Sulla base di serie di misurazioni meteorologiche e idrologiche, sono state sviluppate simulazioni continue relative a precipitazioni, temperature e portate per ogni bacino imbrifero e i suoi bacini imbriferi parziali.
Sono state così ottenute serie temporali simulate delle portate e statistiche di portata fondate su queste ultime. Su questa base sono state compilate le statistiche sui valori estremi per periodi di ritorno di 10 000 anni e oltre.
I risultati costituiscono la base per la valutazione della protezione contro le piene e della sicurezza delle infrastrutture critiche.
In altre parole, il progetto EXCH contribuisce a far sì che la Svizzera sia meglio preparata ad affrontare eventi di piena estremi e che i danni causati da tali eventi siano minimizzati.
Quali sono i contenuti del progetto EXCH?
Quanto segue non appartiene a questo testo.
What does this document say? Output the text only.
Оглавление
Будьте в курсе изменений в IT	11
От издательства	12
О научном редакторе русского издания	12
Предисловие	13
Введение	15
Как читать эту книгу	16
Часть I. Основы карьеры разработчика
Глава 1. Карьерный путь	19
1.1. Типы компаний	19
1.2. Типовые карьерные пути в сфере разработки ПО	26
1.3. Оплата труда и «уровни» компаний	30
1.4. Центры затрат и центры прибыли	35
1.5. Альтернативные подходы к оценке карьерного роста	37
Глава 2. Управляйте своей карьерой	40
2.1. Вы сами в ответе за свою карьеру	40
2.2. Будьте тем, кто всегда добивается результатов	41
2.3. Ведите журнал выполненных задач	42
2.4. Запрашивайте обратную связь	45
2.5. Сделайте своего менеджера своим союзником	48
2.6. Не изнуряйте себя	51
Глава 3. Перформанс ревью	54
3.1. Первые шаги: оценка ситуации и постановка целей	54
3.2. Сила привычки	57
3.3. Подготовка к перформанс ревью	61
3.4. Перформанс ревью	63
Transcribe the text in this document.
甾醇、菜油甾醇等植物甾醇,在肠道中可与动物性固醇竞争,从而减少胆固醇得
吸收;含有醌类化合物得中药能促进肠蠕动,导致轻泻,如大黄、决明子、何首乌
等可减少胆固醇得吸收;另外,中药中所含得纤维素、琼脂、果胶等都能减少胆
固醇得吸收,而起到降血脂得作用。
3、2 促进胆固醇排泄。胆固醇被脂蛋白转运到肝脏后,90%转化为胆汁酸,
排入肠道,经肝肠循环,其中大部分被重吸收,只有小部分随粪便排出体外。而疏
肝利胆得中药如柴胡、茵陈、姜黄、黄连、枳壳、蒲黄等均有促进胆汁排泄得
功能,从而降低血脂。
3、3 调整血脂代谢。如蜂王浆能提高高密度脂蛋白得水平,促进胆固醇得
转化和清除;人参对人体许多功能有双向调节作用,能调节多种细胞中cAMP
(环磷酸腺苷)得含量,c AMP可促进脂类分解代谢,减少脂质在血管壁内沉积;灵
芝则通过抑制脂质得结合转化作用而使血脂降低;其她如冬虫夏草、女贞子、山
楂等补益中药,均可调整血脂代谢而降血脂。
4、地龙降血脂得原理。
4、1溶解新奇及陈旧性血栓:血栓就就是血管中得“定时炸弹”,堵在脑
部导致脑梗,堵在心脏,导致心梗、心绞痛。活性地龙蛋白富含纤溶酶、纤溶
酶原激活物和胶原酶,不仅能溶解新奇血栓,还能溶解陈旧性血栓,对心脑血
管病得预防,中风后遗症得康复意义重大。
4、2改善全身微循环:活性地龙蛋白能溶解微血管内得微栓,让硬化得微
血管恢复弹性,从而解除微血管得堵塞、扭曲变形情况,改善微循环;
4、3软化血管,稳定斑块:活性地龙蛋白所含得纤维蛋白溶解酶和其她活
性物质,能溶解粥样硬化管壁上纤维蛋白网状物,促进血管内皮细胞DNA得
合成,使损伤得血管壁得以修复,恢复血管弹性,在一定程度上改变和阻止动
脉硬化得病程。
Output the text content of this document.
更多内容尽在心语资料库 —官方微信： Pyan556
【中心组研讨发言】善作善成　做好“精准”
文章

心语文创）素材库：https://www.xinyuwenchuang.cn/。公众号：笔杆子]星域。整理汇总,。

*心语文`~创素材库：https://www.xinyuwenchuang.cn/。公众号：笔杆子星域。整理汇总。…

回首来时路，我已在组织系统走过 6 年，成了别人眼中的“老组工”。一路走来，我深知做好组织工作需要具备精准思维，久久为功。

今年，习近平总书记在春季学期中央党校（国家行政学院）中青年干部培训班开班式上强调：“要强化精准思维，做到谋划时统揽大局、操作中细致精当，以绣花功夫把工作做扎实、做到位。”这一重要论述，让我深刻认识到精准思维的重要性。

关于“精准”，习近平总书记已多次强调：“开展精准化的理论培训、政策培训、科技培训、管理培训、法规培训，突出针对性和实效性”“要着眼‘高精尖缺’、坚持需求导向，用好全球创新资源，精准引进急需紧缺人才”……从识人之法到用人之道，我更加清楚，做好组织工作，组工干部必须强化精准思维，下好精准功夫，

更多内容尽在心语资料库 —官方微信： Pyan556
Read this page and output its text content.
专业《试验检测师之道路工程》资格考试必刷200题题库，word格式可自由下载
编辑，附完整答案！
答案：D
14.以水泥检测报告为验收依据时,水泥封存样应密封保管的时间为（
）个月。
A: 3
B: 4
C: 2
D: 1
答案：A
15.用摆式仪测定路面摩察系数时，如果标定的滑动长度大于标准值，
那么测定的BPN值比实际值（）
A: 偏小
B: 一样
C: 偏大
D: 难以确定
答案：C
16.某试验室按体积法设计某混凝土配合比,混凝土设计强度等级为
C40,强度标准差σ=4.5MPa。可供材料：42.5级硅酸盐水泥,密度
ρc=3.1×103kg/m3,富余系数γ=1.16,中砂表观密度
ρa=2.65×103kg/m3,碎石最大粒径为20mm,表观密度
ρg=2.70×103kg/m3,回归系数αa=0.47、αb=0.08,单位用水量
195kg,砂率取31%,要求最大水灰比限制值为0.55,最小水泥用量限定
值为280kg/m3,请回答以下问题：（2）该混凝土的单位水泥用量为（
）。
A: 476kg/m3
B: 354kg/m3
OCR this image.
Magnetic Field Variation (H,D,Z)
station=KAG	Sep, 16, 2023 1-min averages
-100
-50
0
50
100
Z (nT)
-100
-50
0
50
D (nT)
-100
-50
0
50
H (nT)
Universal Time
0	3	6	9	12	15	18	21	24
Lo studio «Piene estreme in Svizzera» (EXCH) è stato pubblicato il 18 novembre 2025. È disponibile solo in inglese:
Il progetto è suddiviso in quattro moduli:
1. Modulo «Grandi bacini imbriferi»: questo modulo si basa sui metodi sviluppati per il progetto EXAR, che sono stati aggiornati e adattati ai nuovi bacini imbriferi. In totale, sono state create le basi idrometrologiche per 36 stazioni idrometrologiche dell’UFAM e 24 impianti di accumulazione (dighe) con un bacino imbrifero di oltre 1000 km2 di superficie in tutta la Svizzera. I risultati permettono inoltre di verificare le statistiche sulle piene esistenti e di estenderle a periodi di ritorno più lunghi.
2. Modulo «Piccoli bacini imbriferi»: questo modulo riguarda principalmente gli impianti di accumulazione sorvegliati dall’UFE con bacini imbriferi aventi una superficie compresa tra 1000 e 10 km2, in alcuni casi anche di 5 km2. Si tratta di un modulo di sviluppo e ricerca che ha permesso di sviluppare nuovi metodi per l’elaborazione delle basi idrometeorologiche necessarie. I risultati permettono inoltre di verificare le ipotesi sulla sicurezza di tali impianti di accumulazione in caso di piena nonché la relativa «piena di dimensionamento» (piena millenaria [HQ1000]) e la «piena di sicurezza» (≥ 1,5 volte HQ1000 ).
3. Modulo «Analisi di sensibilità»: questo modulo ha permesso di valutare meglio la plausibilità e l’affidabilità dei risultati attraverso un’analisi degli effetti delle incertezze legate agli scenari meteorologici e alla scelta del modello idrologico sull’idrologia relativa alle piene.
4. Modulo «Reforecast»: questo modulo di ricerca si basa su un altro approccio metodologico e permette di creare statistiche idrometeorologiche indipendenti per garantire l’affidabilità dei risultati per gli altri moduli.
Quali servizi federali hanno collaborato al progetto EXCH?
Al progetto EXCH hanno collaborato l’UFAM (responsabile dell’idrologia e della prevenzione dei pericoli) e l’UFE (responsabile della regolamentazione e della sicurezza degli impianti di accumulazione). I moduli di progetto «Grandi bacini imbriferi», «Analisi di sensibilità» e «Reforecast» sono stati gestiti dall’UFAM, mentre il modulo «Piccoli bacini imbriferi» è stato gestitio dall’UFE. MeteoSvizzera ha partecipato al progetto in qualità di servizio competente in materia di meteorologia. Il mandatario principale è stato l’Istituto geografico dell’Università di Zurigo.
Come è stato attuato il progetto EXCH?
L’attuazione non è stata parte integrante del progetto e spetterà invece alle autorità federali e cantonali competenti nonché ai gestori delle infrastrutture sulla base dei risultati di questo progetto.